When I look at the data what I see is that our reliance on gauge-symmetry and the attempt at unification, the use of naturalness as guidance, and the trust in beauty and simplicity aren’t working. The cosmological constant isn’t natural. The Higgs mass isn’t natural. The standard model isn’t pretty, and the concordance model isn’t simple. Grand unification failed. It failed again. And yet we haven’t drawn any consequences from this: Particle physicists are still playing today by the same rules as in 1973.

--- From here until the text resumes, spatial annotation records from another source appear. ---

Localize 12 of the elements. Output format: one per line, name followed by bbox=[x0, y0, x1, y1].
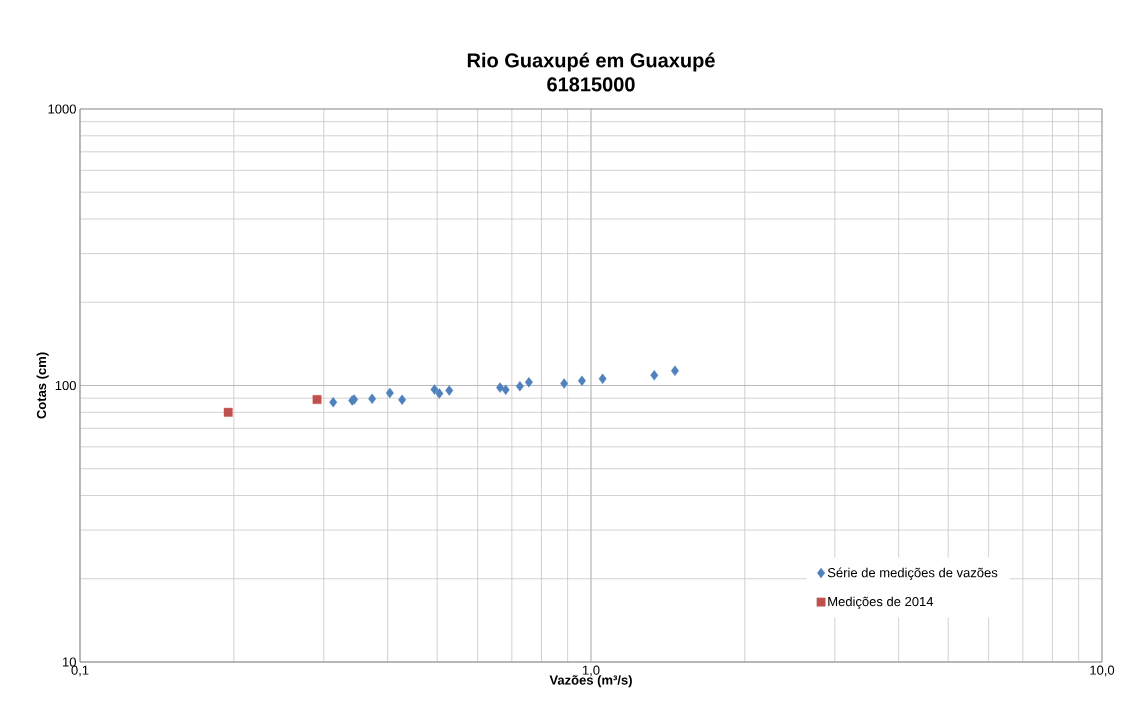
chart-title: Rio Guaxupé em Guaxupé bbox=[467, 52, 715, 72]
legend-label: Medições de 2014 bbox=[828, 596, 934, 609]
y-tick-label: 10 bbox=[62, 657, 76, 667]
y-tick-label: 1000 bbox=[48, 104, 76, 114]
x-tick-label: 1,0 bbox=[582, 665, 600, 677]
x-tick-label: 10,0 bbox=[1090, 665, 1115, 677]
legend-label: Série de medições de vazões bbox=[827, 567, 998, 580]
x-tick-label: 0,1 bbox=[71, 665, 89, 677]
y-axis-title: Cotas (cm) bbox=[36, 352, 49, 419]
chart-subtitle: 61815000 bbox=[547, 77, 635, 92]
x-axis-title: Vazões (m³/s) bbox=[549, 675, 632, 688]
y-tick-label: 100 bbox=[55, 380, 76, 391]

For the last ten years you’ve been told that the LHC must see some new physics besides the Higgs because otherwise nature isn’t “natural” – a technical term invented to describe the degree of numerical coincidence of a theory. I’ve been laughed at when I explained that
I don’t buy into naturalness because it’s a philosophical criterion, not a scientific one. But on that matter I got the last laugh: Nature, it turns out, doesn’t like to be told what’s presumably natural.
The idea of naturalness that has been preached for so long is plainly not compatible with the LHC data, regardless of what else will be found in the data yet to come. And now that naturalness is in the way of moving predictions for so-far undiscovered particles – yet again! – to higher energies, particle physicists, opportunistic as always, are suddenly more than willing to discard of naturalness to justify the next larger collider.
Woit has talked about it. For example here:
http://www.math.columbia.edu/~woit/wordpress/?cpage=1&p=8708
Jester a.k.a. Adam Falkowski has talked about it. (Not exactly on point but acknowledging the concept's declining relevance without giving up on it at
http://resonaances.blogspot.com/2015/05/naturalness-last-bunker.html)
Gross is credited with acknowledging the failure of the naturalness paradigm, but supports SUSY anyway.
http://www.math.columbia.edu/~woit/wordpress/?p=6737
Of course, Lubos Motl is a four square supporter of the ideas of naturalness and fine tuning and has articulated his view on this subject repeatedly.
If I wracked my brain for a few hours, I could probably identify three or four more who don't blog who have looked back on the last forty years and come to the same conclusion in the last couple of years as the "Nightmare Scenario" at the LHC has come to pass.